Nabi—Shallallâhu `alaihi wasallam—pernah bersabda kepada para shahabat beliau, "Malulah kalian kepada Allah dengan sebenar-benar rasa malu." Mereka menjawab, "Wahai Rasulullah, sesungguhnya kami sudah memiliki rasa malu." Rasulullah bersabda, "Bukan itu yang dimaksud, akan tetapi barang siapa yang malu kepada Allah dengan sebenar-benarnya hendaklah menjaga kepalanya berikut apa yang dipikirkannya, menjaga perutnya berikut apa yang dikandungnya, serta mengingat kematian dan kehancuran. Siapa yang menginginkan Akhirat niscaya akan meninggalkan perhiasan dunia. Barang siapa yang melakukan hal itu berarti telah malu kepada Allah dengan sebenar-benar rasa malu."

Dikisahkan, ada seorang laki-laki sedang berduaan dengan seorang perempuan, lalu ia mengajak si perempuan untuk melakukan zina. Ia berkata kepada si perempuan, "Tidak ada yang melihat kita selain bintang." Tapi perempuan itu menjawab, "Lantas di mana penciptanya?"

Kedua: Malu kepada Malaikat

Sebagian shahabat Rasulullah pernah berkata, "Sesungguhnya bersama kalian ada makhluk-makhluk yang tidak pernah berpisah dengan kalian. Maka malulah kalian kepada mereka dan hormatilah mereka."

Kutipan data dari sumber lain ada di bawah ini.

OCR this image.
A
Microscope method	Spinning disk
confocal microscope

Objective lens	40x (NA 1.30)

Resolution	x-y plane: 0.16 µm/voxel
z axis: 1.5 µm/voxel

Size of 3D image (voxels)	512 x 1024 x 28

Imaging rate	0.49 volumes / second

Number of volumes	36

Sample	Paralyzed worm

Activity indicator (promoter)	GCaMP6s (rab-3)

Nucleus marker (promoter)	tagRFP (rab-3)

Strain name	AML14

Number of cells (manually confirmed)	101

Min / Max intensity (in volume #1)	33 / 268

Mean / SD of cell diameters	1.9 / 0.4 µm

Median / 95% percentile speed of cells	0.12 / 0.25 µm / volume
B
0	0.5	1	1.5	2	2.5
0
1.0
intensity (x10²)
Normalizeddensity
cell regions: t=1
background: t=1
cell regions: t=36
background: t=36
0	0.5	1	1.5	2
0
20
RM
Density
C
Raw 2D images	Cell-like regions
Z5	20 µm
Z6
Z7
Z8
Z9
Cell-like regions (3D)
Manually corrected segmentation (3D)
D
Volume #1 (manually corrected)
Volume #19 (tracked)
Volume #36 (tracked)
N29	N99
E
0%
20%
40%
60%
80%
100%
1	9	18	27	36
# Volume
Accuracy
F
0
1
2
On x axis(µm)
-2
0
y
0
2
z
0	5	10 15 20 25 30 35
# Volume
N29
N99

Allah—Subhânahu wata`âlâ—mengingatkan akan hal ini dengan firman-Nya (yang artinya): "Dan sesungguhnya bagi kalian ada (Malaikat-malaikat) yang mengawasi (pekerjaan kalian), yang mulia (di sisi Allah) dan yang mencatat (perbuatan kalian). Mereka mengetahui apa yang kalian kerjakan." [QS. Al-Infithâr: 10-12]

Ibnul Qayyim—Semoga Allah merahmatinya—berkata, "Artinya, malulah kalian kepada para Malaikat penjaga yang mulia itu. Hormati dan muliakanlah mereka, jangan sampai mereka melihat kalian melakukan perbuatan yang kalian malu dilihat oleh sesama kalian. Karena Malaikat juga merasa tersakiti oleh hal-hal yang membuat anak Adam tersakiti. Jika anak Adam merasa terganggu oleh orang yang melakukan maksiat di hadapannya, walaupun ia juga pernah berbuat hal yang sama, maka bagaimana dengan para Malaikat mulia yang mencatat (amal perbuatan) itu?"

Di antara shahabat, ada yang berkata dalam kesendiriannya, "Selamat datang para Malaikat Tuhanku. Aku tidak akan mengosongkan kebaikan untuk kalian hari ini. Ambillah dengan berkat Allah." Kemudian ia mulai berzikir menyebut nama Allah.

Ketiga: Malu kepada Manusia

Dalam sebuah riwayat disebutkan bahwa Hudzaifah ibnul Yamân berkata, "Tidak ada kebaikan pada orang yang tidak mempunyai rasa malu pada manusia."

Mujâhid juga berkata, "Kalaulah seorang muslim tidak mendapatkan apa-apa dari saudaranya selain bahwa rasa malunya kepada sang saudara mencegah ia melakukan maksiat, maka itu telah cukup baginya."

Nabi—Shallallâhu `alaihi wasallam—bahkan menjadikan rasa malu ini sebagai penentu hukum dan standar perbuatan seseorang. Beliau bersabda, "Apa yang engkau tidak suka dilihat oleh orang lain, janganlah engkau melakukannya ketika sendirian."

Keempat: Malu kepada Diri Sendiri

Barang siapa yang malu kepada orang lain tetapi tidak malu kepada dirinya sendiri, berarti dirinya lebih rendah dalam pandangannya sendiri daripada pandangan orang lain. Karena ketika ingin melakukan perbuatan buruk, mestinya seseorang membayangkan bahwa dirinya adalah sosok manusia yang sedang melihat perbuatannya. Rasa malu ini mestinya diaplikasikan dalam sikap 'iffah (pandai menjaga kehormatan diri), piawai menjaga perilaku dalam kesendirian, dan batin yang bersih.

Jika seseorang memandang dirinya mulia, ia pasti akan jauh lebih malu kepada dirinya daripada kepada orang lain. Seorang ulama Salaf berkata, "Barang siapa yang di tempat sepi melakukan perbuatan yang malu ia lakukan di tempat ramai, berarti dirinya tidak memiliki harga apa-apa dalam pandangannya."

Sesungguhnya rasa malu adalah penyempurna kemuliaan, tempat tumbuh keridhaan, perambah jalan pujian, pemberi kematangan akal, dan pembesar kehormatan.

Semoga Allah memberi kita kesempurnaan rasa malu dan rasa takut kepada-Nya, serta menutup semua amal kita dengan husnul khâtimah. Amin.